La obsesión con las vacunas

Si bien las fake news giraron en torno a una infinidad de temas vinculados con la pandemia – fogoneados por los grandes medios hegemónicos – durante el último tiempo fueron las vacunas el eje principal. El ensañamiento con el origen de las mismas, su eficacia y los efectos adversos impactó sobre las campañas de inmunización de todo el mundo, generando miedo a la inoculación y alejando la inmunidad de rebaño.

En ese sentido, desde la organización de científicxs resaltaron que las tres vacunas que se están aplicando en Argentina – Sputnik, Astrazeneca y Sinopharm – gozan de un nivel alto de eficacia.
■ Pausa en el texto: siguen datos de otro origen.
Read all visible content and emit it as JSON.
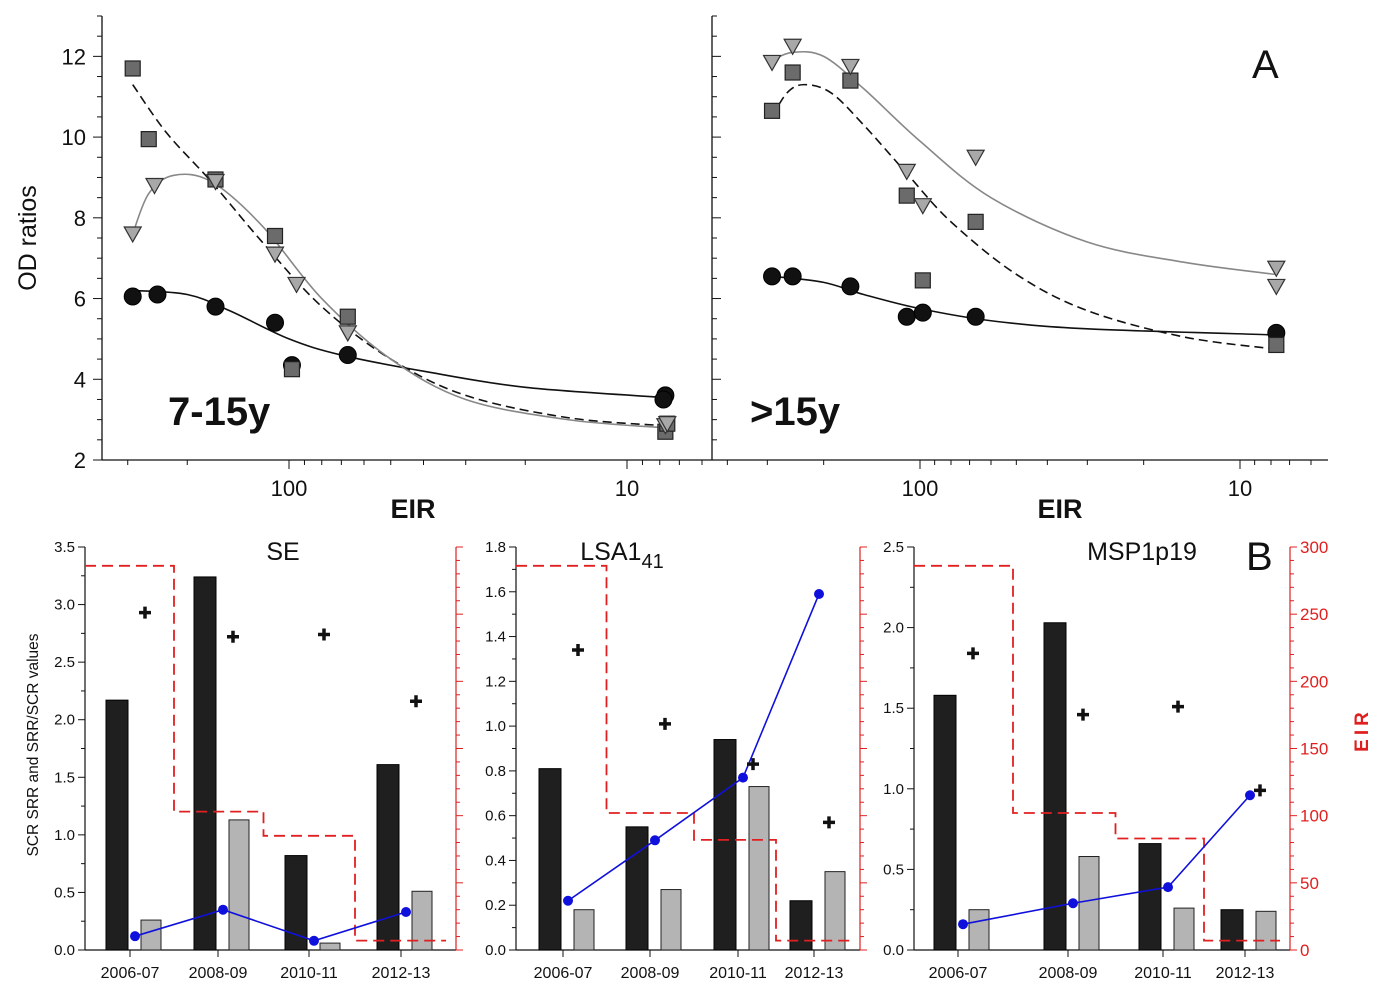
{
  "figure": {
    "panel_a_letter": "A",
    "panel_b_letter": "B"
  },
  "chart_data": [
    {
      "type": "scatter",
      "panel": "A",
      "subplot_label": "7-15y",
      "xlabel": "EIR",
      "ylabel": "OD ratios",
      "x_scale": "log-reversed",
      "xlim": [
        400,
        5
      ],
      "ylim": [
        2,
        13
      ],
      "x_ticks": [
        100,
        10
      ],
      "y_ticks": [
        2,
        4,
        6,
        8,
        10,
        12
      ],
      "series": [
        {
          "marker": "circle",
          "color": "#111111",
          "curve_style": "solid",
          "curve_color": "#111111",
          "points": [
            [
              290,
              6.05
            ],
            [
              245,
              6.1
            ],
            [
              165,
              5.8
            ],
            [
              110,
              5.4
            ],
            [
              98,
              4.35
            ],
            [
              67,
              4.6
            ],
            [
              7.7,
              3.6
            ],
            [
              7.8,
              3.5
            ]
          ],
          "fit": [
            [
              290,
              6.2
            ],
            [
              200,
              6.1
            ],
            [
              150,
              5.7
            ],
            [
              100,
              5.0
            ],
            [
              70,
              4.6
            ],
            [
              40,
              4.2
            ],
            [
              20,
              3.8
            ],
            [
              7.8,
              3.55
            ]
          ]
        },
        {
          "marker": "square",
          "color": "#6b6b6b",
          "curve_style": "dashed",
          "curve_color": "#111111",
          "points": [
            [
              290,
              11.7
            ],
            [
              260,
              9.95
            ],
            [
              165,
              8.95
            ],
            [
              110,
              7.55
            ],
            [
              98,
              4.25
            ],
            [
              67,
              5.55
            ],
            [
              7.7,
              2.7
            ],
            [
              7.6,
              2.9
            ]
          ],
          "fit": [
            [
              290,
              11.3
            ],
            [
              230,
              10.1
            ],
            [
              170,
              8.9
            ],
            [
              120,
              7.4
            ],
            [
              80,
              5.8
            ],
            [
              50,
              4.5
            ],
            [
              30,
              3.6
            ],
            [
              15,
              3.05
            ],
            [
              7.8,
              2.85
            ]
          ]
        },
        {
          "marker": "triangle",
          "color": "#a8a8a8",
          "curve_style": "solid",
          "curve_color": "#888888",
          "points": [
            [
              290,
              7.6
            ],
            [
              250,
              8.8
            ],
            [
              165,
              8.9
            ],
            [
              110,
              7.1
            ],
            [
              95,
              6.35
            ],
            [
              67,
              5.15
            ],
            [
              7.7,
              2.85
            ],
            [
              7.6,
              2.9
            ]
          ],
          "fit": [
            [
              290,
              7.6
            ],
            [
              260,
              8.6
            ],
            [
              220,
              9.05
            ],
            [
              170,
              8.9
            ],
            [
              120,
              7.8
            ],
            [
              80,
              6.0
            ],
            [
              50,
              4.5
            ],
            [
              30,
              3.5
            ],
            [
              15,
              3.0
            ],
            [
              7.8,
              2.8
            ]
          ]
        }
      ]
    },
    {
      "type": "scatter",
      "panel": "A",
      "subplot_label": ">15y",
      "xlabel": "EIR",
      "x_scale": "log-reversed",
      "xlim": [
        400,
        5
      ],
      "ylim": [
        2,
        13
      ],
      "x_ticks": [
        100,
        10
      ],
      "series": [
        {
          "marker": "circle",
          "color": "#111111",
          "curve_style": "solid",
          "curve_color": "#111111",
          "points": [
            [
              290,
              6.55
            ],
            [
              250,
              6.55
            ],
            [
              165,
              6.3
            ],
            [
              110,
              5.55
            ],
            [
              98,
              5.65
            ],
            [
              67,
              5.55
            ],
            [
              7.7,
              5.15
            ]
          ],
          "fit": [
            [
              290,
              6.55
            ],
            [
              200,
              6.4
            ],
            [
              150,
              6.1
            ],
            [
              100,
              5.75
            ],
            [
              60,
              5.45
            ],
            [
              30,
              5.25
            ],
            [
              7.8,
              5.1
            ]
          ]
        },
        {
          "marker": "square",
          "color": "#6b6b6b",
          "curve_style": "dashed",
          "curve_color": "#111111",
          "points": [
            [
              290,
              10.65
            ],
            [
              250,
              11.6
            ],
            [
              165,
              11.4
            ],
            [
              110,
              8.55
            ],
            [
              98,
              6.45
            ],
            [
              67,
              7.9
            ],
            [
              7.7,
              4.85
            ]
          ],
          "fit": [
            [
              290,
              10.5
            ],
            [
              260,
              11.1
            ],
            [
              230,
              11.3
            ],
            [
              190,
              11.1
            ],
            [
              150,
              10.3
            ],
            [
              110,
              9.1
            ],
            [
              80,
              7.9
            ],
            [
              50,
              6.6
            ],
            [
              30,
              5.7
            ],
            [
              15,
              5.05
            ],
            [
              7.8,
              4.75
            ]
          ]
        },
        {
          "marker": "triangle",
          "color": "#a8a8a8",
          "curve_style": "solid",
          "curve_color": "#888888",
          "points": [
            [
              290,
              11.85
            ],
            [
              250,
              12.25
            ],
            [
              165,
              11.75
            ],
            [
              110,
              9.15
            ],
            [
              98,
              8.3
            ],
            [
              67,
              9.5
            ],
            [
              7.7,
              6.75
            ],
            [
              7.7,
              6.3
            ]
          ],
          "fit": [
            [
              290,
              11.9
            ],
            [
              250,
              12.1
            ],
            [
              200,
              12.0
            ],
            [
              150,
              11.2
            ],
            [
              100,
              9.9
            ],
            [
              60,
              8.5
            ],
            [
              30,
              7.4
            ],
            [
              15,
              6.9
            ],
            [
              7.8,
              6.6
            ]
          ]
        }
      ]
    },
    {
      "type": "bar",
      "panel": "B",
      "title": "SE",
      "title_sub": "",
      "ylabel": "SCR SRR and SRR/SCR values",
      "categories": [
        "2006-07",
        "2008-09",
        "2010-11",
        "2012-13"
      ],
      "ylim": [
        0,
        3.5
      ],
      "y_ticks": [
        0.0,
        0.5,
        1.0,
        1.5,
        2.0,
        2.5,
        3.0,
        3.5
      ],
      "y_tick_labels": [
        "0.0",
        "0.5",
        "1.0",
        "1.5",
        "2.0",
        "2.5",
        "3.0",
        "3.5"
      ],
      "series": [
        {
          "role": "black-bar",
          "color": "#1f1f1f",
          "values": [
            2.17,
            3.24,
            0.82,
            1.61
          ]
        },
        {
          "role": "grey-bar",
          "color": "#b4b4b4",
          "values": [
            0.26,
            1.13,
            0.06,
            0.51
          ]
        },
        {
          "role": "blue-line",
          "color": "#1010dd",
          "values": [
            0.12,
            0.35,
            0.08,
            0.33
          ]
        },
        {
          "role": "cross-marker",
          "color": "#111111",
          "values": [
            2.93,
            2.72,
            2.74,
            2.16
          ]
        }
      ],
      "eir_step": {
        "color": "#e02020",
        "values": [
          286,
          103,
          85,
          7
        ]
      }
    },
    {
      "type": "bar",
      "panel": "B",
      "title": "LSA1",
      "title_sub": "41",
      "categories": [
        "2006-07",
        "2008-09",
        "2010-11",
        "2012-13"
      ],
      "ylim": [
        0,
        1.8
      ],
      "y_ticks": [
        0.0,
        0.2,
        0.4,
        0.6,
        0.8,
        1.0,
        1.2,
        1.4,
        1.6,
        1.8
      ],
      "y_tick_labels": [
        "0.0",
        "0.2",
        "0.4",
        "0.6",
        "0.8",
        "1.0",
        "1.2",
        "1.4",
        "1.6",
        "1.8"
      ],
      "series": [
        {
          "role": "black-bar",
          "color": "#1f1f1f",
          "values": [
            0.81,
            0.55,
            0.94,
            0.22
          ]
        },
        {
          "role": "grey-bar",
          "color": "#b4b4b4",
          "values": [
            0.18,
            0.27,
            0.73,
            0.35
          ]
        },
        {
          "role": "blue-line",
          "color": "#1010dd",
          "values": [
            0.22,
            0.49,
            0.77,
            1.59
          ]
        },
        {
          "role": "cross-marker",
          "color": "#111111",
          "values": [
            1.34,
            1.01,
            0.83,
            0.57
          ]
        }
      ],
      "eir_step": {
        "color": "#e02020",
        "values": [
          286,
          102,
          82,
          7
        ]
      }
    },
    {
      "type": "bar",
      "panel": "B",
      "title": "MSP1p19",
      "title_sub": "",
      "right_axis_label": "EIR",
      "categories": [
        "2006-07",
        "2008-09",
        "2010-11",
        "2012-13"
      ],
      "ylim": [
        0,
        2.5
      ],
      "y_ticks": [
        0.0,
        0.5,
        1.0,
        1.5,
        2.0,
        2.5
      ],
      "y_tick_labels": [
        "0.0",
        "0.5",
        "1.0",
        "1.5",
        "2.0",
        "2.5"
      ],
      "right_ylim": [
        0,
        300
      ],
      "right_ticks": [
        0,
        50,
        100,
        150,
        200,
        250,
        300
      ],
      "right_tick_labels": [
        "0",
        "50",
        "100",
        "150",
        "200",
        "250",
        "300"
      ],
      "series": [
        {
          "role": "black-bar",
          "color": "#1f1f1f",
          "values": [
            1.58,
            2.03,
            0.66,
            0.25
          ]
        },
        {
          "role": "grey-bar",
          "color": "#b4b4b4",
          "values": [
            0.25,
            0.58,
            0.26,
            0.24
          ]
        },
        {
          "role": "blue-line",
          "color": "#1010dd",
          "values": [
            0.16,
            0.29,
            0.39,
            0.96
          ]
        },
        {
          "role": "cross-marker",
          "color": "#111111",
          "values": [
            1.84,
            1.46,
            1.51,
            0.99
          ]
        }
      ],
      "eir_step": {
        "color": "#e02020",
        "values": [
          286,
          102,
          83,
          7
        ]
      }
    }
  ]
}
Con relación a los posibles efectos adversos, advirtieron que “circulan más aquellos que tuvieron efectos adversos que los que no”. “La inflamación en el brazo, la fiebre y el dolor articular son los efectos normales de cualquier vacunación”, indicó la bióloga. Por otro lado, negó que el desarrollo de inmunidad esté supeditada a la aparición de efectos posteriores al pinchazo.

En España, el epidemiólogo José Félix Hoyo se encargó de derribar las desinformaciones que también invaden Europa. “Es una muy buena noticia tener una vacuna tan pronto para una enfermedad que está produciendo tanto desastre en el mundo”, expresó con relación a las críticas por la “rapidez” con que aparecieron las vacunas. A su vez, defendió el desarrollo ARNm en la que se basa la vacuna de Pfizer y Moderna. “Hace más de 40 años que se viene investigando este mecanismo. La técnica estaba hecha, lo que no se había hecho era a gran escala”, detalló a DW. “Las otras vacunas están basadas en mecanismos que ya se han utilizado como los adenovirus. Son seguras”, finalizó.

Argentina ya inoculó al 50% de su población con una dosis. “Si no nos vacunamos, la cantidad de virus que se generan al infectarnos permite el surgimiento de nuevas variantes. Eso sería resetear la pandemia a cero”, precisó Belén Almejun. “La inmunidad es colectiva, no es individual”, concluyó.